“Eduard. He’s been killed. I’m sorry to tell you that way, but I knew you wouldn’t open the door otherwise, and I’ve been trying to call all day.”
I studied her some more, trying to process the information, finding it hard to believe, but the signs of grief were evident in her. This wasn’t some strange stunt. She was genuinely distraught.
The woman I remembered had been very well put together with a consciousness for the way she dressed that bordered on vain. She’d come to my house in sweat pants and a stained tank top. She was a mess.
My God. Eduard was dead? My mind kept jumping around, to her car at my curb, to the yellow patch in my lawn. Anything normal that did not involve death.

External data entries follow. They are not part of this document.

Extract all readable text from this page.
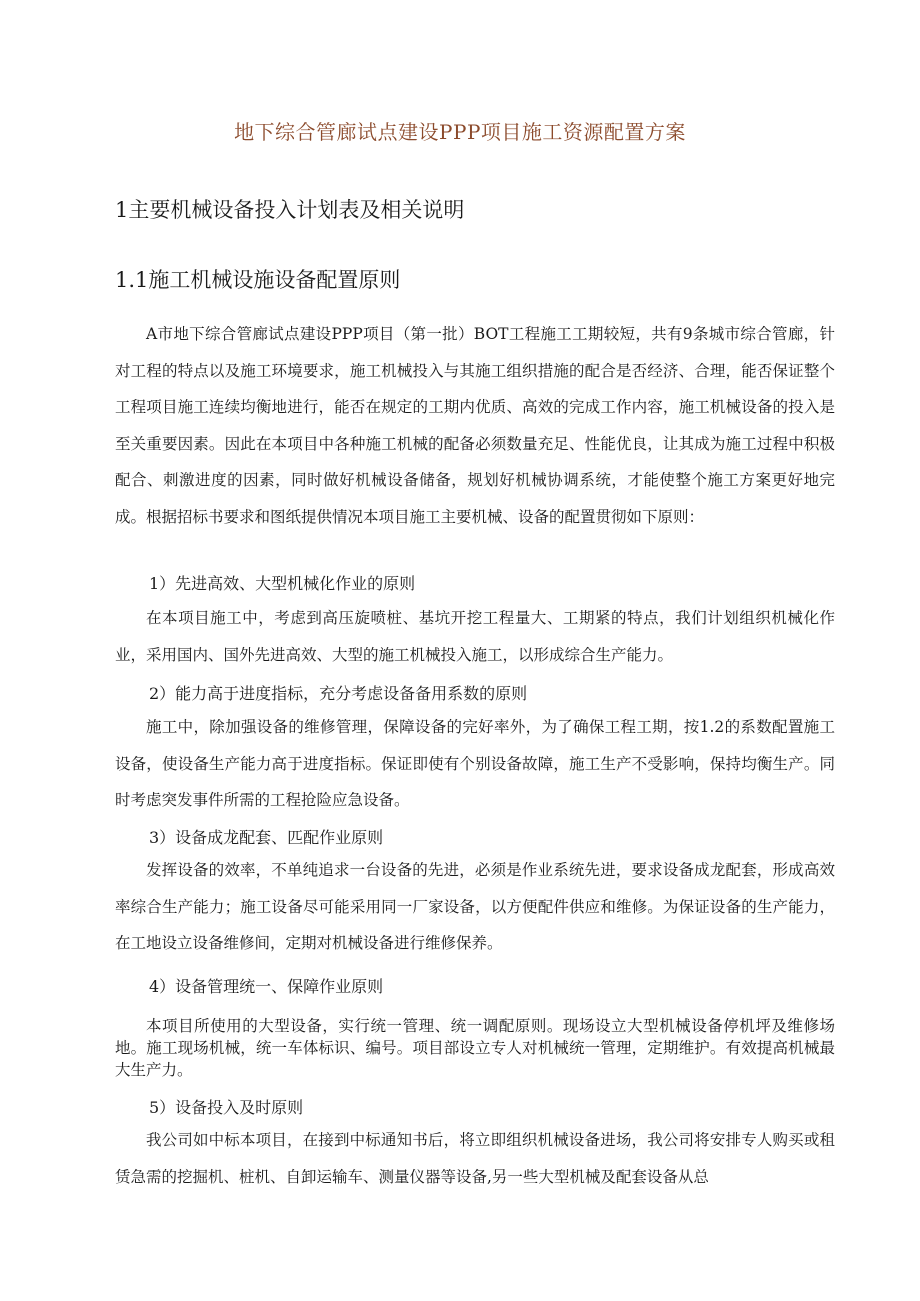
地下综合管廊试点建设PPP项目施工资源配置方案
1主要机械设备投入计划表及相关说明
1.1施工机械设施设备配置原则
A市地下综合管廊试点建设PPP项目（第一批）BOT工程施工工期较短，共有9条城市综合管廊，针对工程的特点以及施工环境要求，施工机械投入与其施工组织措施的配合是否经济、合理，能否保证整个工程项目施工连续均衡地进行，能否在规定的工期内优质、高效的完成工作内容，施工机械设备的投入是至关重要因素。因此在本项目中各种施工机械的配备必须数量充足、性能优良，让其成为施工过程中积极配合、刺激进度的因素，同时做好机械设备储备，规划好机械协调系统，才能使整个施工方案更好地完成。根据招标书要求和图纸提供情况本项目施工主要机械、设备的配置贯彻如下原则：
1）先进高效、大型机械化作业的原则
在本项目施工中，考虑到高压旋喷桩、基坑开挖工程量大、工期紧的特点，我们计划组织机械化作业，采用国内、国外先进高效、大型的施工机械投入施工，以形成综合生产能力。
2）能力高于进度指标，充分考虑设备备用系数的原则
施工中，除加强设备的维修管理，保障设备的完好率外，为了确保工程工期，按1.2的系数配置施工设备，使设备生产能力高于进度指标。保证即使有个别设备故障，施工生产不受影响，保持均衡生产。同时考虑突发事件所需的工程抢险应急设备。
3）设备成龙配套、匹配作业原则
发挥设备的效率，不单纯追求一台设备的先进，必须是作业系统先进，要求设备成龙配套，形成高效率综合生产能力；施工设备尽可能采用同一厂家设备，以方便配件供应和维修。为保证设备的生产能力，在工地设立设备维修间，定期对机械设备进行维修保养。
4）设备管理统一、保障作业原则
本项目所使用的大型设备，实行统一管理、统一调配原则。现场设立大型机械设备停机坪及维修场地。施工现场机械，统一车体标识、编号。项目部设立专人对机械统一管理，定期维护。有效提高机械最大生产力。
5）设备投入及时原则
我公司如中标本项目，在接到中标通知书后，将立即组织机械设备进场，我公司将安排专人购买或租赁急需的挖掘机、桩机、自卸运输车、测量仪器等设备,另一些大型机械及配套设备从总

“How?” I finally asked her.
She blinked rapidly, and I could see that she was struggling not to weep. “He didn’t come home for a few days, and I was really worried. It’s not like him to disappear for that long. Overnight maybe, but not for more than one night.”
I’d learned a lot from that little bit. For one thing, they’d been living together. I hadn’t even known, but of course it was salt in the wound that she was likely helping him spend the money he’d gotten out of me in the divorce.

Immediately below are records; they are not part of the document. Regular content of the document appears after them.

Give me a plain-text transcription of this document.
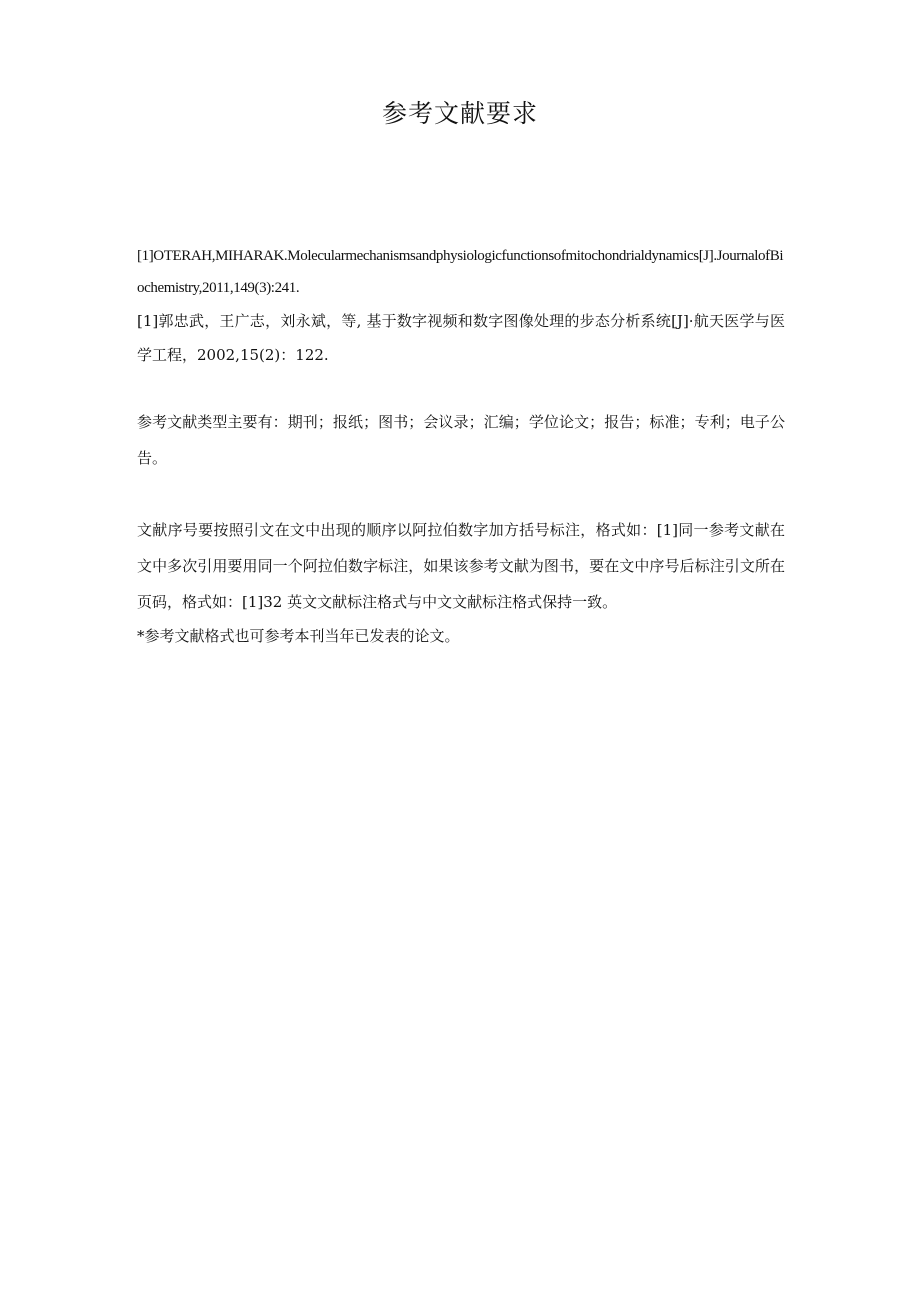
参考文献要求

[1]OTERAH,MIHARAK.Molecularmechanismsandphysiologicfunctionsofmitochondrialdynamics[J].JournalofBiochemistry,2011,149(3):241.

[1]郭忠武，王广志，刘永斌，等, 基于数字视频和数字图像处理的步态分析系统[J]·航天医学与医学工程，2002,15(2)：122.

参考文献类型主要有：期刊；报纸；图书；会议录；汇编；学位论文；报告；标准；专利；电子公告。

文献序号要按照引文在文中出现的顺序以阿拉伯数字加方括号标注，格式如：[1]同一参考文献在文中多次引用要用同一个阿拉伯数字标注，如果该参考文献为图书，要在文中序号后标注引文所在页码，格式如：[1]32 英文文献标注格式与中文文献标注格式保持一致。

*参考文献格式也可参考本刊当年已发表的论文。
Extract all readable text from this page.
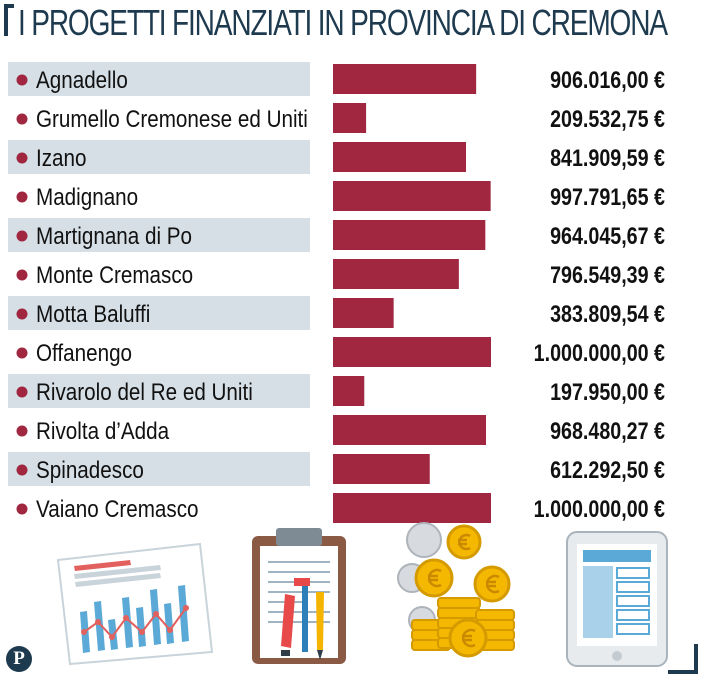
I PROGETTI FINANZIATI IN PROVINCIA DI CREMONA
Agnadello	906.016,00 €
Grumello Cremonese ed Uniti	209.532,75 €
Izano	841.909,59 €
Madignano	997.791,65 €
Martignana di Po	964.045,67 €
Monte Cremasco	796.549,39 €
Motta Baluffi	383.809,54 €
Offanengo	1.000.000,00 €
Rivarolo del Re ed Uniti	197.950,00 €
Rivolta d’Adda	968.480,27 €
Spinadesco	612.292,50 €
Vaiano Cremasco	1.000.000,00 €
P
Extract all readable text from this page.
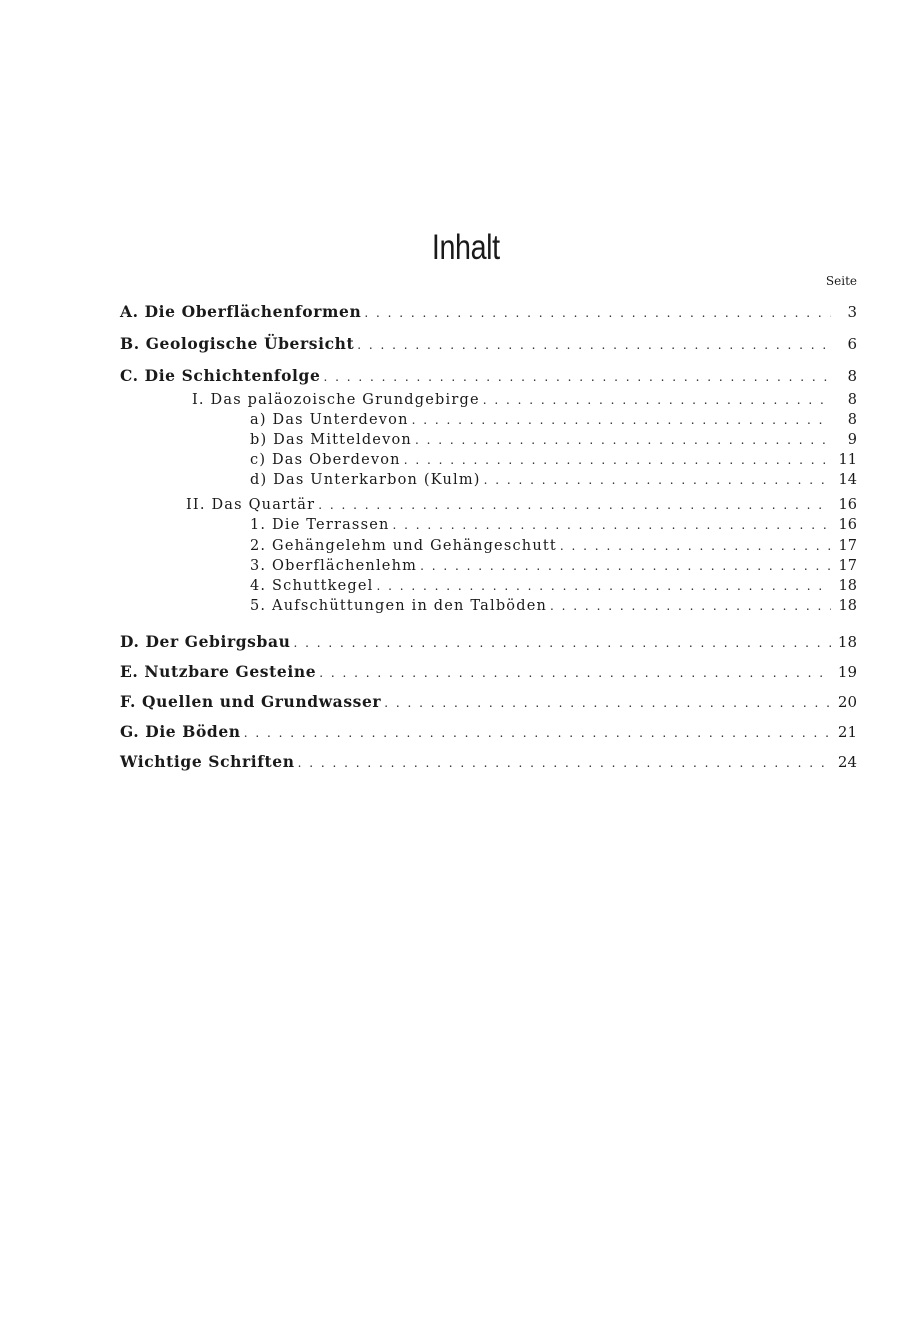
Inhalt
Seite
A. Die Oberflächenformen . . .	3
B. Geologische Übersicht . . .	6
C. Die Schichtenfolge . . .	8
I. Das paläozoische Grundgebirge . . .	8
a) Das Unterdevon . . .	8
b) Das Mitteldevon . . .	9
c) Das Oberdevon . . .	11
d) Das Unterkarbon (Kulm) . . .	14
II. Das Quartär . . .	16
1. Die Terrassen . . .	16
2. Gehängelehm und Gehängeschutt . . .	17
3. Oberflächenlehm . . .	17
4. Schuttkegel . . .	18
5. Aufschüttungen in den Talböden . . .	18
D. Der Gebirgsbau . . .	18
E. Nutzbare Gesteine . . .	19
F. Quellen und Grundwasser . . .	20
G. Die Böden . . .	21
Wichtige Schriften . . .	24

“Still,” she continued. “I didn’t call the police or anything, even then. I just figured he was off having fun somewhere, and he’d be back, you know, sometime.”

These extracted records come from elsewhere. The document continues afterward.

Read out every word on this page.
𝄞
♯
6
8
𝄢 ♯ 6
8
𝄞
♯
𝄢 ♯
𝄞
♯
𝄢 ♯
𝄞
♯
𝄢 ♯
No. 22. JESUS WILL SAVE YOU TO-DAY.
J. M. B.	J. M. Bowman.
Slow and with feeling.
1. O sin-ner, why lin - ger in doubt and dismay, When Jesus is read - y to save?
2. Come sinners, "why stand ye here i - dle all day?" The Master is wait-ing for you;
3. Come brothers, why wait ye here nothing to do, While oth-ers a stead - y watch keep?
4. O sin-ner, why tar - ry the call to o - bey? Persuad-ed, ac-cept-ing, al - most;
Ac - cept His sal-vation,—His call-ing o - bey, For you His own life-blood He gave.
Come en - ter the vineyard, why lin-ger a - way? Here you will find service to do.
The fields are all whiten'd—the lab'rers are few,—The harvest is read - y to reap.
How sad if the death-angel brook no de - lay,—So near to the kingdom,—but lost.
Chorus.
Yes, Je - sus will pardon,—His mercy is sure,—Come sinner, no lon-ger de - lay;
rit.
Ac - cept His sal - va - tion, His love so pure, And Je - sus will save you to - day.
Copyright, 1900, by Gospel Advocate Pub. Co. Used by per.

I didn’t know. Eduard had never done any of his cheating on me out in the open, as he apparently did with her. He’d gone to great pains to hide it well from me.
If he hadn’t, I’d have kicked him to the curb ages ago.
I was surprised she seemed accept it, but then, what could she expect when he’d been married at the start of their relationship? Hell, maybe that was what made them compatible.
“But the police found him before I could call them,” she added tremulously.
A chill ran through me at those words. That sounded ominous.
I blew out a breath. God, she had me feeling sorry for her, that’s how pathetic she looked just then.
“Do you want to come in?” I asked her. This did not seem like a conversation we should be having through an open doorway.
She shook her head back and forth rapidly. “No.”
Whatever. I nodded at her to go on.
“Someone had called in a tip, a tip about a body in a warehouse somewhere near the strip.”
The word body got to me for some reason. Made it more real.
Perhaps it was that I was starting to process that Eduard was not a living person anymore, instead he was a body.
Christie was openly crying now, her whole, frail body trembling with it. “Eduard was murdered, Lourdes.”
I tensed up. “What?”
“Murdered! The police said—they said—they said he was evic-er-ated,” she pronounced the word like she’d never said it before in her life. And she probably hadn’t. “They found his body strung up, tied by his wrists. Even they—the police—were shocked by the way he was killed. They said—they asked me if he had any enemies, Lourdes. They asked me if he was gang affiliated.”
“My God,” I said dully. What else could I say? What did a person say at a time like this? “I’m sorry for your loss,” I added, because it was the only appropriate thing I could come up with.
At that, her trembling stopped and her eyes hardened.
She pointed at me. “You know he was about to sue you!”
And then I saw her game. Why she’d been so determined to tell me herself.
Goodbye, sympathy. It was real.
I stood up straighter. She was petite, and I towered over her. “Are you accusing me of something?”
“You know he was about to sue you, and he—he said you were dating some huge, young, scary guy that kept threatening him.”
I glared at her. “I was aware Eduard was suing me, thanks for the heads-up, by the way, and I couldn’t have cared less. As you saw in the divorce, I can afford better lawyers than he can. I wasn’t worried. And the only reason my boyfriend ever spoke to Eduard was when he was harassing me.”
“Where is he? I want to talk to him myself!”
“He’s out of town. He’s been out of town. And I’m sorry to hear that happened to Eduard, but it had nothing to do with me.”
She looked unconvinced, to say the least. She was distraught and grief could quickly morph into rage, and she had clearly settled on a target for her misfiring emotions. There was no reasoning with a person in that state.
“Well, just so you know, I told the cops all about his threats,” she said unevenly. “This isn’t over. Eduard wasn’t in a gang.” She said the last as though I’d been the one to imply such, when I knew as well as her how ridiculous that was.
“No, he wasn’t. That doesn’t mean his death had anything to do with my boyfriend.”
She waved a hand at me like she was trying to bat the words away. “We’ll just see about that, won’t we?”
“I guess,” I said, my voice as emotionless as hers was emotional. I’d turned off to her. Sympathy, anger, all of it was just gone. I wanted her to leave so I could call my sons about their father. I dreaded that even while I knew I needed to do it before they heard from someone else.